Estrenó la película “Adiós a la memoria”: contra el olvido y la pena
El nuevo filme de Nicolás Prividera se puede ver hasta el miércoles 1º de diciembre en el Cineclub Hugo del Carril. Calificación: Excelente.
Al promediar el segundo acto de Adiós a la memoria, la película contiene en su interior un pequeño corto de terror. Es un prodigio cinematográfico amateur y una pieza extraordinaria de la elaboración inconsciente de un niño que lleva consigo la memoria de la desaparición de su madre.
¿Qué puede hacer el hijo frente a la ausencia? ¿Cómo puede conjurar o al menos procesar, es decir, narrar(se) el terrorismo de Estado a una temprana edad en la que ni se es todavía adolescente? El corto sin nombre es el desplazamiento eficaz del dolor íntimo en un relato. Ese pasaje de Adiós a la memoria es la resistencia ante el olvido y la transformación de la pena en estética.
Cuando Nicolás Prividera comenzó Adiós a la memoria no sabía si su papá iba a morir antes de que la película estuviera finalizada. Sabía, sí, o más bien era testigo directo, que su padre prefería perderse en un presente en el que la consciencia se apaga lentamente y desdibuja en su deterioro los lazos con el pasado.

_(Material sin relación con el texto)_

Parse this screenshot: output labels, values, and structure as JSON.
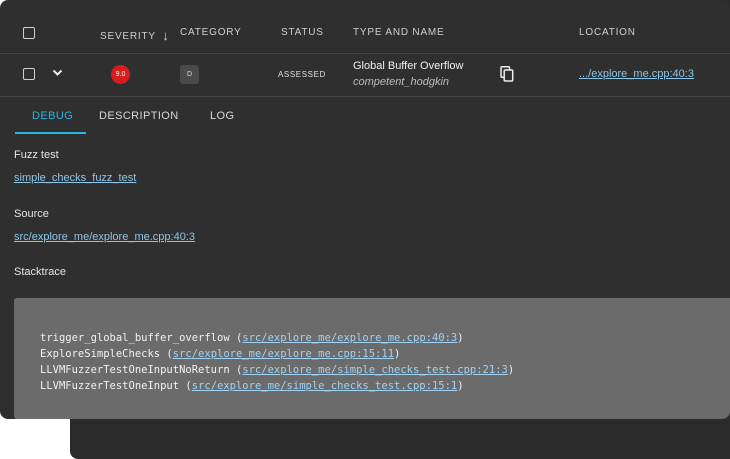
{
  "header": {
    "severity": "SEVERITY",
    "category": "CATEGORY",
    "status": "STATUS",
    "type_and_name": "TYPE AND NAME",
    "location": "LOCATION"
  },
  "row": {
    "severity_value": "9.0",
    "category_value": "D",
    "status": "ASSESSED",
    "type": "Global Buffer Overflow",
    "name": "competent_hodgkin",
    "location": ".../explore_me.cpp:40:3",
    "severity_color": "#d81b1b"
  },
  "tabs": [
    "DEBUG",
    "DESCRIPTION",
    "LOG"
  ],
  "active_tab": "DEBUG",
  "debug": {
    "fuzz_test_label": "Fuzz test",
    "fuzz_test_link": "simple_checks_fuzz_test",
    "source_label": "Source",
    "source_link": "src/explore_me/explore_me.cpp:40:3",
    "stacktrace_label": "Stacktrace",
    "stacktrace": [
      {
        "func": "trigger_global_buffer_overflow",
        "loc": "src/explore_me/explore_me.cpp:40:3"
      },
      {
        "func": "ExploreSimpleChecks",
        "loc": "src/explore_me/explore_me.cpp:15:11"
      },
      {
        "func": "LLVMFuzzerTestOneInputNoReturn",
        "loc": "src/explore_me/simple_checks_test.cpp:21:3"
      },
      {
        "func": "LLVMFuzzerTestOneInput",
        "loc": "src/explore_me/simple_checks_test.cpp:15:1"
      }
    ]
  },
  "accent_color": "#29b6e6",
  "link_color": "#8ec5e8"
}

El pasaje en el que Héctor no puede asociar correctamente el nombre “Marta Serra”, el de su esposa, es otro instante en el que se entrevé lo endeble de la memoria, la contingencia y la precariedad de la identidad. La identidad es una memoria que actúa.
Pero lo que sucede con el padre de Prividera, y así lo concibe el propio director, no constituye un drama familiar suscitado por el desmoronamiento psíquico de Héctor, sino una expresión indirecta y microscópica del desmantelamiento de la memoria como experiencia colectiva.
En ciertas ocasiones, a veces intolerables o irreconciliables, hay quienes prefieren el olvido, como el padre. Pero el hijo desestima ese camino y todo el esfuerzo de la película consiste en reconstruir la memoria familiar en sintonía dialéctica con la memoria de Argentina.
La violencia política es ubicua, el sistema económico dominante es un fondo permanente en el que se fabrica miseria y exclusión. Un travelling dedicado a registrar las calles de Buenos Aires en la actualidad es suficiente para reconocer que el término “neoliberalismo” no es una abstracción académica o un título periodístico.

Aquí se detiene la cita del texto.